Blockbuster demonstrates Levitt’s principle of suffering from marketing myopia.  Blockbuster fell victim to creative destruction by other movie rental businesses including Netflix, RedBox, and iO TV On Demand. Blockbuster’s market strategy was to provide customers with an opportunity to enjoy a night by staying home and watching a movie with the family. In addition to movie rentals, movie style popcorn, candy, and beverages are available to purchase at its stores. Unfortunately, when consumer preferences changed, and many began valuing convenience and/or inexpensive options, Blockbuster failed to alter its strategy. This permitted companies such as Netflix and RedBox to steal the market, offering consumers at home delivery/online services and $1 rentals. Despite Blockbuster’s efforts to expand its services and provide customers with more convenient methods of video rental, competitors had already positioned themselves in these areas. Had Blockbuster observed the market’s preferences and initiated its home delivery and On Demand amenities prior to Netflix, it would have likely been able to establish a positive reputation for these services and not need to declare bankruptcy. The company had thought of these ideas prior to competitor’s existence, but failed to act soon enough. Clearly Blockbuster did not believe there could be a competitive substitute for its products and services, a concept Levitt discussed as leading to marketing myopia.

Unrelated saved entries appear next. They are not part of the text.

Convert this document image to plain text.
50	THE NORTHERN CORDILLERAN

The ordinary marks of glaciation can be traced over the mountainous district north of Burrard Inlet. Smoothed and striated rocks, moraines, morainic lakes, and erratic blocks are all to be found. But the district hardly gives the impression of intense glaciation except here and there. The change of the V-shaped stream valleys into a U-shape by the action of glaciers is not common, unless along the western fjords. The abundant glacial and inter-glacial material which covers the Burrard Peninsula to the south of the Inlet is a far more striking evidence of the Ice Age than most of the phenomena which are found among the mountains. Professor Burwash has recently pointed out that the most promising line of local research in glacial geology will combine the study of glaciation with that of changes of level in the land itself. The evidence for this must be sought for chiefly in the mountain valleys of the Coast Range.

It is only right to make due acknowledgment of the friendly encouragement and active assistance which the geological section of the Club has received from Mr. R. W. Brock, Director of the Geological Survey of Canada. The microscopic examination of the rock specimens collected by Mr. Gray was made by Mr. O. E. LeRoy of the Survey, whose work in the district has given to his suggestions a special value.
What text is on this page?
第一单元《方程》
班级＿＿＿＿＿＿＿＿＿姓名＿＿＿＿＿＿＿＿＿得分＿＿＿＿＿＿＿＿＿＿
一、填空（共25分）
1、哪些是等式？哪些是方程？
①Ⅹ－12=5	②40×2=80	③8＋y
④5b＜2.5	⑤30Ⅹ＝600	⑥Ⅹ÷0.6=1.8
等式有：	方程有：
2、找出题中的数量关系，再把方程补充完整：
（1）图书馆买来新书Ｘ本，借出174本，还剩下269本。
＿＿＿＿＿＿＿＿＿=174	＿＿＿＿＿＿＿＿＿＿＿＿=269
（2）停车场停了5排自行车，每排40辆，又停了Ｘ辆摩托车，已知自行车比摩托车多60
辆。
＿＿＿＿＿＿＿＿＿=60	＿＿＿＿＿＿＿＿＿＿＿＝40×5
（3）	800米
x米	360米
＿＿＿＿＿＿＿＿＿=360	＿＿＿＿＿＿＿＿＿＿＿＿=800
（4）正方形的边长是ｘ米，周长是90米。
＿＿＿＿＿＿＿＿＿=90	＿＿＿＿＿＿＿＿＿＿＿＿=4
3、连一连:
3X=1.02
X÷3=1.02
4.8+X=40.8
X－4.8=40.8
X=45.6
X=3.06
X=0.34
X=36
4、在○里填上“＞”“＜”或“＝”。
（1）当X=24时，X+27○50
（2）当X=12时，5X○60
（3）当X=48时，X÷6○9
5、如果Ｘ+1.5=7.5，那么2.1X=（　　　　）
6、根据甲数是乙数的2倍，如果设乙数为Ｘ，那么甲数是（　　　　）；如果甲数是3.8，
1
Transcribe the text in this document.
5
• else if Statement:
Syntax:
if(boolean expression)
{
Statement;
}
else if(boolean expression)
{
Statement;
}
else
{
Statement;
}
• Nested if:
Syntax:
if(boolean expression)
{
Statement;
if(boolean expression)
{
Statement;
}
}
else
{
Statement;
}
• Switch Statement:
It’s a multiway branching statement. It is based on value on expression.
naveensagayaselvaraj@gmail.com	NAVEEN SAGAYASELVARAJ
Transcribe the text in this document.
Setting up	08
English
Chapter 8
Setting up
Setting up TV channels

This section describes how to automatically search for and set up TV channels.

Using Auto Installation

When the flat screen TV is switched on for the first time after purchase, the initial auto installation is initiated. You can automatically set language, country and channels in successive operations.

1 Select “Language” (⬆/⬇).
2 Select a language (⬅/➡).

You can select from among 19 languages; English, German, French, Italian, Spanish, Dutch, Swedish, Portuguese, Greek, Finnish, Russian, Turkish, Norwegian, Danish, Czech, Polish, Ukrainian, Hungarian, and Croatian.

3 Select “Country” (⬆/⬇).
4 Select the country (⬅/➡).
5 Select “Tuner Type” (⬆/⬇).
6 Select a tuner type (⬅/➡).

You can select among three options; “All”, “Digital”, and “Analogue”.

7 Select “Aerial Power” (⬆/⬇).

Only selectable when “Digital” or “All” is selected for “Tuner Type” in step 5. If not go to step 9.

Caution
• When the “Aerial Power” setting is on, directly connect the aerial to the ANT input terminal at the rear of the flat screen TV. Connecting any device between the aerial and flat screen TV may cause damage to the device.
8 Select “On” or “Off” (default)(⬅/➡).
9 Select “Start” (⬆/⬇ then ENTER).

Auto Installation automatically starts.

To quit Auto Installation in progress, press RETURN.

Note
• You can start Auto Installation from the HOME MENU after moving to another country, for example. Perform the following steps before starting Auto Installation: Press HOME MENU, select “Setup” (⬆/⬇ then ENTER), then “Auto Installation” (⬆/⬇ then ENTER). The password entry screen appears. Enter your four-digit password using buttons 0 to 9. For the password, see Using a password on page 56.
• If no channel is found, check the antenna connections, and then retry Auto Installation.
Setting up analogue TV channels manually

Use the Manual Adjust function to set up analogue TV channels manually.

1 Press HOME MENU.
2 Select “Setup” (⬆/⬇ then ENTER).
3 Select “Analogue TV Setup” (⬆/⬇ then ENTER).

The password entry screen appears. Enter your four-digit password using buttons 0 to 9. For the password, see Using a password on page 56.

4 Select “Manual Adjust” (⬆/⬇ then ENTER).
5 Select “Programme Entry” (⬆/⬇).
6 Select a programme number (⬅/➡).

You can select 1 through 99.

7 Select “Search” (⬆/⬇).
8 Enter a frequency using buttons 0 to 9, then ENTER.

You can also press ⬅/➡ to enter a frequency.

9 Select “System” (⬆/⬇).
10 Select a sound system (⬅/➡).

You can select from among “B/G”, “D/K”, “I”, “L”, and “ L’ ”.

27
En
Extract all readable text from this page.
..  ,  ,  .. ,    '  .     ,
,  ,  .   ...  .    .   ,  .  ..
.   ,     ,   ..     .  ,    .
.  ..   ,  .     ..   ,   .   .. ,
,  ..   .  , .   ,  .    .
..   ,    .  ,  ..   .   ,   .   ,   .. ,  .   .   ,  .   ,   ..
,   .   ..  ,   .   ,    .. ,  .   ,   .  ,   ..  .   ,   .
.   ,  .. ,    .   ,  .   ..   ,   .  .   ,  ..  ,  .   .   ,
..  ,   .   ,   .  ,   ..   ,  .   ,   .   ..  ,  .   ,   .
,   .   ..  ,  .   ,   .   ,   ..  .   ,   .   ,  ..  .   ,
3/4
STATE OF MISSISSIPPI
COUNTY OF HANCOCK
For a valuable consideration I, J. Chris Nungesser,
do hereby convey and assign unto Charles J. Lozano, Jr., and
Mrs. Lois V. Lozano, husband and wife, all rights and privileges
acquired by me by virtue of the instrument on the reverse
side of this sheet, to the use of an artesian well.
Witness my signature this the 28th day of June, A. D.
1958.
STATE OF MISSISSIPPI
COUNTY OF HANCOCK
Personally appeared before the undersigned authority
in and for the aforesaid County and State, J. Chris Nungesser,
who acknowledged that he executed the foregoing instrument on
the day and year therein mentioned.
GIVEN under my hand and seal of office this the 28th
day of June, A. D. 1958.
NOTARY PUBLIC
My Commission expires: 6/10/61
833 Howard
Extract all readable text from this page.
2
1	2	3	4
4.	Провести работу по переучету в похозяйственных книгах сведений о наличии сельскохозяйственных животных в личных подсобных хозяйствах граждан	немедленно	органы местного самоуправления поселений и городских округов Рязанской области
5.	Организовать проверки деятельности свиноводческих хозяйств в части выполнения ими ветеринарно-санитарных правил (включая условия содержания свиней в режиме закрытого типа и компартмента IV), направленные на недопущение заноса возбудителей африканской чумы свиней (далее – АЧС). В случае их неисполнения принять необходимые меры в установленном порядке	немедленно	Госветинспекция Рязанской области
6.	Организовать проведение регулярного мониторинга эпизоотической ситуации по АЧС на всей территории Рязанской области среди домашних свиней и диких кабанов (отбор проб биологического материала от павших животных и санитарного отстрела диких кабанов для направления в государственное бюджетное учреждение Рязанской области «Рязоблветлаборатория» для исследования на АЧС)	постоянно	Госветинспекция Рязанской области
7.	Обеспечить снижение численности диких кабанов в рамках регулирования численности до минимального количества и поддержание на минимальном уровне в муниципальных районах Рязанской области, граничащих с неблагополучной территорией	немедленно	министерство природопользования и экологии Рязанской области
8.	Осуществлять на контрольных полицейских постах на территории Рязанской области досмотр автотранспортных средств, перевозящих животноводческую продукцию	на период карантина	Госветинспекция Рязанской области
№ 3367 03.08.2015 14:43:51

Wednesday, January 11, 2012

Marketing Myopia

"Marketing Myopia" has strengthened my understanding of effective marketing. While I was aware of Levitt's argument that marketing is about the buyer versus the seller, I have always primarily associated marketing with the product rather than the consumer. Levitt makes it clear this is incorrect, and companies must listen to the customer before producing a product rather than producing an item which caters to their own preferences. Through focusing on the consumer's preferences, a company will adapt/change to satisfy these demands and be successful. It is important to observe the environment your company is performing in. Failing to do so may give a company the perception their product(s) are good enough to maintain and increase its current customer base and sales levels, but this is not the case. Regardless of how  amazing your product is, when the market changes, you will need to as well.

I found Levitt's "stepchild treatment" theory very interesting. Marketing is a process assumed to be taken care of, and tends to be forgotten about. I believe companies do not prioritize the factors included in effective marketing (such as researching and understanding consumers' demands / reasons for these desires), resulting in their tendencies to forget about the customer and focus on the product, therefore prohibiting growth.